Sanchez-Vaznaugh acknowledges that the enormous support she’s received at the College of Health & Social Sciences has made pursuing research like this possible. She says universities play a central role in reducing economic- and race-based health disparities: they produce research that informs policies; train practitioners for hands-on programmatic work; and train new generations of leaders.

Her own story is just one example, she says. In addition to supporting her research on disparities, “[SF State] trained me and shaped me so that I could be competitive for a Harvard application, and has faculty who really care about their students.”

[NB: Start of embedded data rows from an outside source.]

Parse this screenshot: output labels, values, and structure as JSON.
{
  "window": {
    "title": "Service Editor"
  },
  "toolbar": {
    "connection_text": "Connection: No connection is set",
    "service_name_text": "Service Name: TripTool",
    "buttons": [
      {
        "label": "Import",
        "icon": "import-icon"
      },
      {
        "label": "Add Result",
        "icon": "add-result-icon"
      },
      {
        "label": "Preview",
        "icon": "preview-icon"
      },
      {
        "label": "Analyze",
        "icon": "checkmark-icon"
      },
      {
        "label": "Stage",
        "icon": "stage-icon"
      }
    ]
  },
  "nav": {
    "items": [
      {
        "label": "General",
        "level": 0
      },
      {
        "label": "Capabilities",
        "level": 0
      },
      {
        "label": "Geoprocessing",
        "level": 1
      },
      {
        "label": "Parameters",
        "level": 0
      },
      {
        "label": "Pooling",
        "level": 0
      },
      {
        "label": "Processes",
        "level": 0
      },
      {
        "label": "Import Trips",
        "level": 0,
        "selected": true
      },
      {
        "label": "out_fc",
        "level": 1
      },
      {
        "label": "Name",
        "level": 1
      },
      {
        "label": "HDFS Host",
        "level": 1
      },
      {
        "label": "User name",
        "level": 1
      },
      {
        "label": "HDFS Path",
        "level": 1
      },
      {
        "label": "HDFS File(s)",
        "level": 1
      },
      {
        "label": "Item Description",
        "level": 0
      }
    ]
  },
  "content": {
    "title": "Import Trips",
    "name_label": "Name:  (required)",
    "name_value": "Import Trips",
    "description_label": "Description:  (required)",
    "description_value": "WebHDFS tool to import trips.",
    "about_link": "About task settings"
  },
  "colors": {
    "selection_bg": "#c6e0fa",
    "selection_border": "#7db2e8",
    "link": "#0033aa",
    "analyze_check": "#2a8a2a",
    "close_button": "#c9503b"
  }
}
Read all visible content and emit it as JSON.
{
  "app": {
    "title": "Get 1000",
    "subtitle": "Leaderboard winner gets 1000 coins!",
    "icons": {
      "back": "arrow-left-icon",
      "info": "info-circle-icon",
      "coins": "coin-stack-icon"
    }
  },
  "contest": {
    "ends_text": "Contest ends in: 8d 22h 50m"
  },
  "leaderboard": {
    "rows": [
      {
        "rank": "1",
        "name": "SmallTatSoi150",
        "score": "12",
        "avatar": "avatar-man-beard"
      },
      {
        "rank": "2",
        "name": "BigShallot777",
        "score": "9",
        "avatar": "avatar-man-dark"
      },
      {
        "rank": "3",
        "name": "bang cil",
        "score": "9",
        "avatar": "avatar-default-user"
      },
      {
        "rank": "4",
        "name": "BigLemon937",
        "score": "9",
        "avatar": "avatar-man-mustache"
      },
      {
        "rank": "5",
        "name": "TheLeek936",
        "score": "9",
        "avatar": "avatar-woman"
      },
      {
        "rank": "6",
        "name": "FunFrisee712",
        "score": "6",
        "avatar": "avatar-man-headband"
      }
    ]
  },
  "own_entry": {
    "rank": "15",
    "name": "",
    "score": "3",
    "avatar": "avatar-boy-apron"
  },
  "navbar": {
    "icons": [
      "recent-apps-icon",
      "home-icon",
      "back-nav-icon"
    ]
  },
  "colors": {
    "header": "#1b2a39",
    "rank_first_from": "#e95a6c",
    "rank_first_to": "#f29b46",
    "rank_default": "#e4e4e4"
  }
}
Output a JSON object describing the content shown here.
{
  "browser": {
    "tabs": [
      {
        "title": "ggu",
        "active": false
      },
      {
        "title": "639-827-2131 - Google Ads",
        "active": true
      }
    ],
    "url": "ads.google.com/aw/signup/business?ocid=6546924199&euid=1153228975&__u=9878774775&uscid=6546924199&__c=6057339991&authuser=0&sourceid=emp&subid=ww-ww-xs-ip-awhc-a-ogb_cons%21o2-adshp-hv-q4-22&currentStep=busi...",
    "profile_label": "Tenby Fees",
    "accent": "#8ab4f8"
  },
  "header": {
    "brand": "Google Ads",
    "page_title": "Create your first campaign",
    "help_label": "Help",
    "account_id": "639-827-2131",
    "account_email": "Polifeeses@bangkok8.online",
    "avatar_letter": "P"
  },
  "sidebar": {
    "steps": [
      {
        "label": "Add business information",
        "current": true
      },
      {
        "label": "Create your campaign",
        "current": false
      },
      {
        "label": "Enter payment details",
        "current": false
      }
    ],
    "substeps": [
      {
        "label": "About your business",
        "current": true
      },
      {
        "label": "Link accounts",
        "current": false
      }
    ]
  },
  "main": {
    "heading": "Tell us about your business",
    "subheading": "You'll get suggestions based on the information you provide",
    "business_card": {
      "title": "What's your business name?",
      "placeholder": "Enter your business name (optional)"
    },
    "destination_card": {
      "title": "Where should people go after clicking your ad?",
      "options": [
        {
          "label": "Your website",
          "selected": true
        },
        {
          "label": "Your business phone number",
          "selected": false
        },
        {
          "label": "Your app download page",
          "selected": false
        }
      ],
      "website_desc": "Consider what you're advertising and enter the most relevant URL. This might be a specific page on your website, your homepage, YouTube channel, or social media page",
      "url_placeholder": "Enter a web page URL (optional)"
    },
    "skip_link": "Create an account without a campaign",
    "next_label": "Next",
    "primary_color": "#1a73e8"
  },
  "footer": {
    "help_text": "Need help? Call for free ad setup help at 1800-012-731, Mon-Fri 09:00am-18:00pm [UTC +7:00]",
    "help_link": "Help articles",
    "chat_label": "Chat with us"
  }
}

She’s gratified, both personally and professionally, to continue that cycle, seeing her students discover themselves and the field of health disparities. “It's just wonderful that I get to see that same flourishing that I went through,” she says, adding that for universities to close the health gap, “they must continue to train people who deeply care about this work — that it's not just a job, but it is something that we really need to do to have a better society, a better country and a healthier population.”